Ekspedisi susur sungai di kawasan Surabaya ini dilakukan oleh Perempuan Pejuang Kali Surabaya. Foto: Ecoton

 

Mulai 17 hingga 22 Agustus, PPKS melakukan ekspedisi susur Sungai Surabaya, mulai Wringianom di Kabupaten Gresik hingga Jagir Wonokromo di Kota Surabaya. Rute ini melewati 30 desa dan kelurahan di 10 kecamatan, mulai Mojokerto, Gresik, Sidoarjo, dan Surabaya.

Program ini untuk melihat tumpukan sampah, jumlah bangunan ilegal di bantaran sungai, dan membuat laporan terkait kegiatan yang telah dilakukan. Hasil yang diperoleh, nantinya akan digunakan sebagai dasar gugatan untuk pemulihan kondisi sungai yang tercemar kepada pemerintah serta pihak terkait.
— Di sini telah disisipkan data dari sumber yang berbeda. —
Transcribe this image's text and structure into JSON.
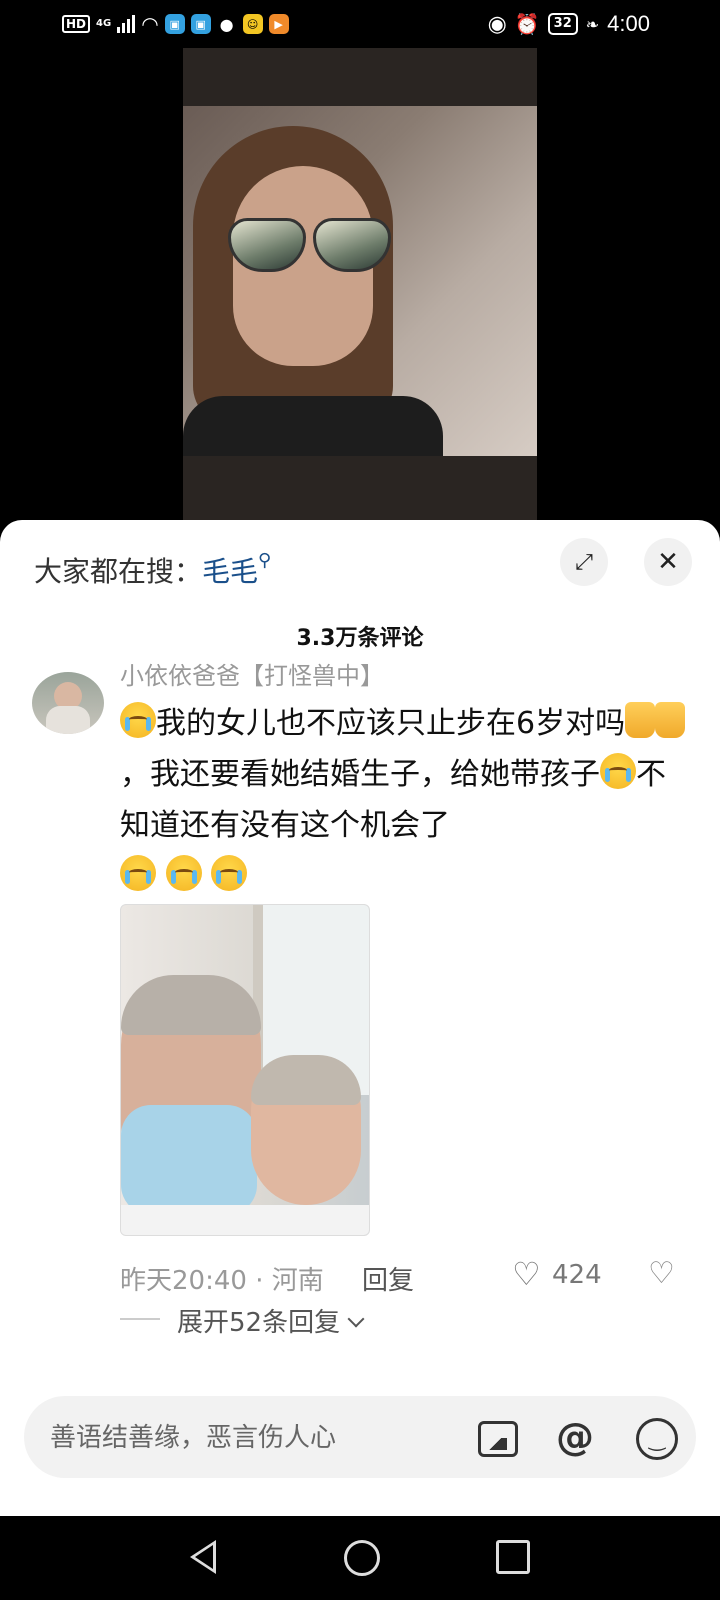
{
  "status_bar": {
    "hd": "HD",
    "network": "4G",
    "battery": "32",
    "time": "4:00",
    "icons": [
      "signal-icon",
      "wifi-icon",
      "app-icon",
      "app-icon",
      "wechat-icon",
      "app-icon",
      "app-icon",
      "eye-icon",
      "alarm-icon",
      "leaf-icon"
    ]
  },
  "sheet": {
    "search_prefix": "大家都在搜：",
    "search_keyword": "毛毛",
    "comments_count": "3.3万条评论"
  },
  "comment": {
    "username": "小依依爸爸【打怪兽中】",
    "text_part1": "我的女儿也不应该只止步在6岁对吗",
    "text_part2": "，我还要看她结婚生子，给她带孩子",
    "text_part3": "不知道还有没有这个机会了",
    "meta": "昨天20:40 · 河南",
    "reply_label": "回复",
    "likes": "424",
    "expand_label": "展开52条回复"
  },
  "input": {
    "placeholder": "善语结善缘，恶言伤人心"
  },
  "colors": {
    "keyword": "#1a4f8a",
    "sheet_bg": "#ffffff",
    "muted": "#999999"
  }
}
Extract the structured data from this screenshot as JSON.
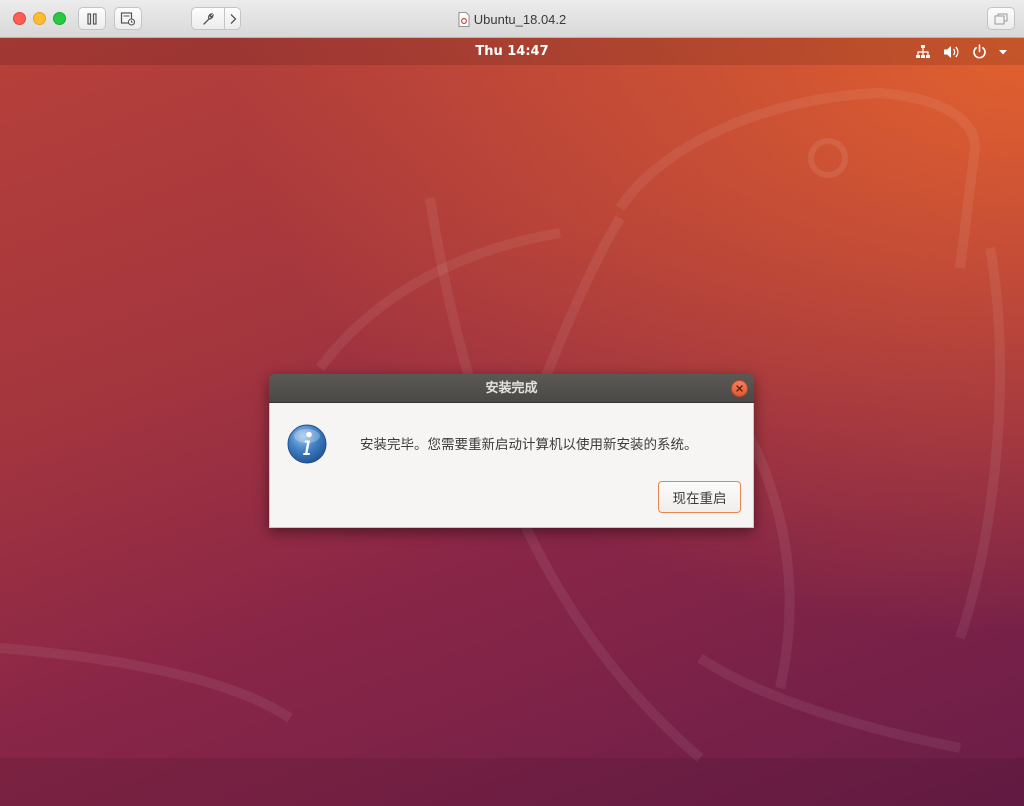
{
  "host_window": {
    "title": "Ubuntu_18.04.2",
    "controls": {
      "close_color": "#fd5f57",
      "minimize_color": "#febc2e",
      "zoom_color": "#28c840"
    },
    "toolbar_icons": [
      "pause-icon",
      "snapshot-icon",
      "wrench-icon",
      "chevron-right-icon",
      "fullscreen-icon"
    ]
  },
  "ubuntu_topbar": {
    "clock": "Thu 14:47",
    "tray_icons": [
      "network-icon",
      "volume-icon",
      "power-icon",
      "dropdown-arrow-icon"
    ]
  },
  "dialog": {
    "title": "安装完成",
    "message": "安装完毕。您需要重新启动计算机以使用新安装的系统。",
    "button_label": "现在重启",
    "icon": "info-icon"
  },
  "colors": {
    "accent_orange": "#e95420",
    "dialog_header": "#4f4e4b",
    "button_border": "#e2884f"
  }
}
“Keprihatinan kami muncul karena sebelumnya ada temuan kontaminasi klorin dari mikroplastik di Sungai Surabaya, bahkan plastik itu ada di perut ikan,” ujar Nely.

Baca: Bahaya Mikroplastik! Bukan Hanya Ikan, Manusia Juga Terpapar

 

Tumpukan sampah tampak jelas di bantaran sungai, dekat bangunan liar di Sungai Surabaya. Foto: Ecoton

 

Tidak hanya mahasiswi, kegiatan ini juga diikuti sejumlah ibu yang tinggal di sekitar aliran sungai, serta pelajar SMA yang semuanya adalah perempuan. Nely mengungkapkan, aksi ini didasari rasa tanggung jawab perempuan dan generasi muda terhadap kondisi lingkungan yang tercemar.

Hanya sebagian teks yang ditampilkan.